Erbay A., YILMAZ M. B., Balci M., Sabah I.

CLINICAL SCIENCE, cilt.107, sa.3, ss.297-302, 2004 (SCI-Expanded) identifier identifier identifier

  • Yayın Türü: Makale / Tam Makale
  • Cilt numarası: 107 Sayı: 3
  • Basım Tarihi: 2004
  • Doi Numarası: 10.1042/cs20040141
  • Dergi Adı: CLINICAL SCIENCE
  • Derginin Tarandığı İndeksler: Science Citation Index Expanded (SCI-EXPANDED), Scopus
  • Sayfa Sayıları: ss.297-302
  • Anahtar Kelimeler: arrhthymia, atrial fibrillation, atrial septal defect, atrial natriuretic peptide, right atrium, TERM-FOLLOW-UP, TO-RIGHT SHUNT, SURGICAL REPAIR, FIBRILLATION, CLOSURE
  • Dokuz Eylül Üniversitesi Adresli: Hayır

Özet

In the present study, we have examined whether increased N-ANP (N-terminal pro-ANP) levels before and after surgery in patients with ASD (atrial septal defect) along with echocardiographic findings provide a better insight into the pathophysiology and increased morbidity and mortality following corrective surgery. Eighteen adult ASD patients (> 20 years of age; six male and 12 female) with shunts (Q(p)/Q(s) > 2, where Q(p)/Q(s) is the pulmonary blood flow/systemic blood flow) had complete echocardiographic, clinical and laboratory parameters evaluated before and 6 months after surgery.

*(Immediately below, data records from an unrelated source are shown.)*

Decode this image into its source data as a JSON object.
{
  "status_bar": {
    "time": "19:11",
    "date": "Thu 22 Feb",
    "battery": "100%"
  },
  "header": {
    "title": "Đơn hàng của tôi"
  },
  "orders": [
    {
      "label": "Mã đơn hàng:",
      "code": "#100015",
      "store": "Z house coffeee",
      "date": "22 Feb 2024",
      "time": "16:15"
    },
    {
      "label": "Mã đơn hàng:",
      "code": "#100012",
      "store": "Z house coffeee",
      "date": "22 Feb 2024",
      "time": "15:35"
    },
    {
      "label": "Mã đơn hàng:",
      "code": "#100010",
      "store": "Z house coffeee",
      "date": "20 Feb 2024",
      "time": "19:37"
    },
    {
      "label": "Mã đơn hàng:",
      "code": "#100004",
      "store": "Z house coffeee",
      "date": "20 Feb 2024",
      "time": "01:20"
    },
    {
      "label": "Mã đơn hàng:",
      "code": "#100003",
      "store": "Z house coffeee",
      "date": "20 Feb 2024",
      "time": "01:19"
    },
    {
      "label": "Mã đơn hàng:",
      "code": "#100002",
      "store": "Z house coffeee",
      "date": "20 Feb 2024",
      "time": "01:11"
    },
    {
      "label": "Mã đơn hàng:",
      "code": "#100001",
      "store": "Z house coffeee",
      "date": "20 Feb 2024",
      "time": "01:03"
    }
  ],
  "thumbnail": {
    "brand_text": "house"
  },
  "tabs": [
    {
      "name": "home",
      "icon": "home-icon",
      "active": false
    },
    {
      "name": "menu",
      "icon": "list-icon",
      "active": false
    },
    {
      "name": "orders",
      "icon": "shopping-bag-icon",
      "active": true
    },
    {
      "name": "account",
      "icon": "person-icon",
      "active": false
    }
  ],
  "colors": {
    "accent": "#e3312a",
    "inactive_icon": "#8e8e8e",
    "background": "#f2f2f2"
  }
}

Eight age- and sex-matched individuals (three male and five female) were enrolled as a control group. Blood samples for N-ANP analysis were obtained in both groups. N-ANP levels in the peripheral blood sample from ASD patients before surgery were significantly higher than those in the control group. In patients with ASD, mean N-ANP levels obtained from the pulmonary artery were significantly higher than that obtained from the peripheral vein. RA (right atrial) area, adjusted for body surface area, and RA long-axis and short-axis measurements were significantly higher in the patient group than the control group. N-ANP was correlated significantly with these parameters. Following corrective surgery, N-ANP values and RA area, RA long-axis and short-axis normalization decreased significantly and were accompanied by a decrease in systolic mean pulmonary artery pressure. N-ANP levels were normalized following septal closure in most patients, except in those with atrial fibrillation attacks following corrective surgery. In conclusion, we have shown correlations among variables indicating changes in the architecture of the right atrium along with temporal changes in ANP providing insights into the pathophysiology of post-operative atrial arrhythmias.